Setting a Price for Your Product

January 17th, 2011 No comments

As I’m getting close to the launch of my product, I’ve been struggling with the question of how much to charge. There are a number of models, with differentiated version-based subscription being the overall favorite for online services. However, other models do exist as well; you can charge based on percentage of spend, have a consultancy based component (which is usually more than you would charge for the product).

However, you do not want to charge too much (which would mean ‘no-deal’) and not too little (which would imply that you are leaving money on the table and which ultimately can threaten the viability of your concern).

A happy median  does exist though. If you can figure out the value that your product provides to the customer, you can charge accordingly.
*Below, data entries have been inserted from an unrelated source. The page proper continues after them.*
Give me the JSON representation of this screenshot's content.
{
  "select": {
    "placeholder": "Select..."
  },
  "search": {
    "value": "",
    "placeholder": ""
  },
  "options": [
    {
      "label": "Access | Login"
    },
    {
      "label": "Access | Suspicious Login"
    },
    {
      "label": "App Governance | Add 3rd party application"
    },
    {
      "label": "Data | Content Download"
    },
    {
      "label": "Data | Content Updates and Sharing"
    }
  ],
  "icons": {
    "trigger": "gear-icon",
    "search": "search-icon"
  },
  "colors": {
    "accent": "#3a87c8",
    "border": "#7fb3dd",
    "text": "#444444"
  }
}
Even if your product is not the most sophisticated, it is worth something (as long as it does not provide negative value).

Just start charging for what you have today, and work on improving the value you provide to to customer. There is a nice 45 degree slope that you can climb, whereas as long as you provide increasing value, you can charge a higher price.
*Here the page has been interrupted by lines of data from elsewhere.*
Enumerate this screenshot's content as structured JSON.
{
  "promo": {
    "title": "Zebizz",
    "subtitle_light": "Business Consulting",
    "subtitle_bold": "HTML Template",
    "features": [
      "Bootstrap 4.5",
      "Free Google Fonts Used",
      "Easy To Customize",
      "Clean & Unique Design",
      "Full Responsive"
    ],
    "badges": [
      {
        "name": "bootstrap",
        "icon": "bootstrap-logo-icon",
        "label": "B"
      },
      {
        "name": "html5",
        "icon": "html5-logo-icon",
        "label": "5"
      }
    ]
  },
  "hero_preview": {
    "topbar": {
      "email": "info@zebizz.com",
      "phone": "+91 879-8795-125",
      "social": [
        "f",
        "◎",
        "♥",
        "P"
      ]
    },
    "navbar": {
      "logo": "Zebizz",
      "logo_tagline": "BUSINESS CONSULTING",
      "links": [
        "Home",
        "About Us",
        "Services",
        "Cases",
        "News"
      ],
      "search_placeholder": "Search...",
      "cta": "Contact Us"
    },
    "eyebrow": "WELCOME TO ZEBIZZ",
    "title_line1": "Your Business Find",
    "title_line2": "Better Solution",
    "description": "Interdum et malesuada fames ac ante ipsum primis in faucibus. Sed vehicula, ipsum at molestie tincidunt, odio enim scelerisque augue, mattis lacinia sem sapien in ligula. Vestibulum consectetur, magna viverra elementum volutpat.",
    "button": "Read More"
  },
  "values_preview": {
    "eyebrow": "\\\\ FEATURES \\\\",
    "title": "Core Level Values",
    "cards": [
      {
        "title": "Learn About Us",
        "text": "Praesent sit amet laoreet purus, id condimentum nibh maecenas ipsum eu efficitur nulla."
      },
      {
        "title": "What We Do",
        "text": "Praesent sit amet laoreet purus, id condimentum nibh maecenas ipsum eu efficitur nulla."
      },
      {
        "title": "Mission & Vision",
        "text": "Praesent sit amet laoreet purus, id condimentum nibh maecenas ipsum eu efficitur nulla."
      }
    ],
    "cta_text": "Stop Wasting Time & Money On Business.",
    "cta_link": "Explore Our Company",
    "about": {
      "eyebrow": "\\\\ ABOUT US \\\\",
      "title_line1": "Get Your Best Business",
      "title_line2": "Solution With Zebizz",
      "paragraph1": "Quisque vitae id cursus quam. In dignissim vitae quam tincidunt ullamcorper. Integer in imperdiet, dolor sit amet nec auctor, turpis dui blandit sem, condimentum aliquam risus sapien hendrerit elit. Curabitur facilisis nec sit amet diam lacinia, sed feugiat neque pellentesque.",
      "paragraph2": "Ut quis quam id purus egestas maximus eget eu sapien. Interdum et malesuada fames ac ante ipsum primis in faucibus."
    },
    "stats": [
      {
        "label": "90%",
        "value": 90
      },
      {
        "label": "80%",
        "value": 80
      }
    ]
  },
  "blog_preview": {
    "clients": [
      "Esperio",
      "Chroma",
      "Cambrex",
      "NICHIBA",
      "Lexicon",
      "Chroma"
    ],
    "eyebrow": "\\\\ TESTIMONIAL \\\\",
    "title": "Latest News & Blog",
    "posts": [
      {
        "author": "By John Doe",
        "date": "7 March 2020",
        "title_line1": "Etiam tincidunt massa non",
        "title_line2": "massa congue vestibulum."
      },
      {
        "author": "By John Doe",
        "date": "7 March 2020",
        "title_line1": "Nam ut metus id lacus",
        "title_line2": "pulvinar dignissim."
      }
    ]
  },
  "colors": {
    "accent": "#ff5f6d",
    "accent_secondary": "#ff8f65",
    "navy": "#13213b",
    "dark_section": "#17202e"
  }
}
The important of qualifying leads

July 28th, 2010 2 comments

Over the past year, I worked in excess of 60 hours a week, between my consulting, working full-time and the development of my prototype, and the education/organization aspects of establishing, maintaining and nurturing a startup.

I had the opportunity to learn some very valuable lessons as part of this process. One of these concerns qualifying your leads.

As soon as you have something of value to sell, whether it is a product, a service, a capability or information, you get into conversations with people in your network who want to benefit from what you are peddling. I have noticed that the ones who are the most enthusiastic about your startup’s offering are usually the ones that you want to avoid. They want to essentially spend your R&D budget on solutions that may be of use to them, without investing anything material into the process.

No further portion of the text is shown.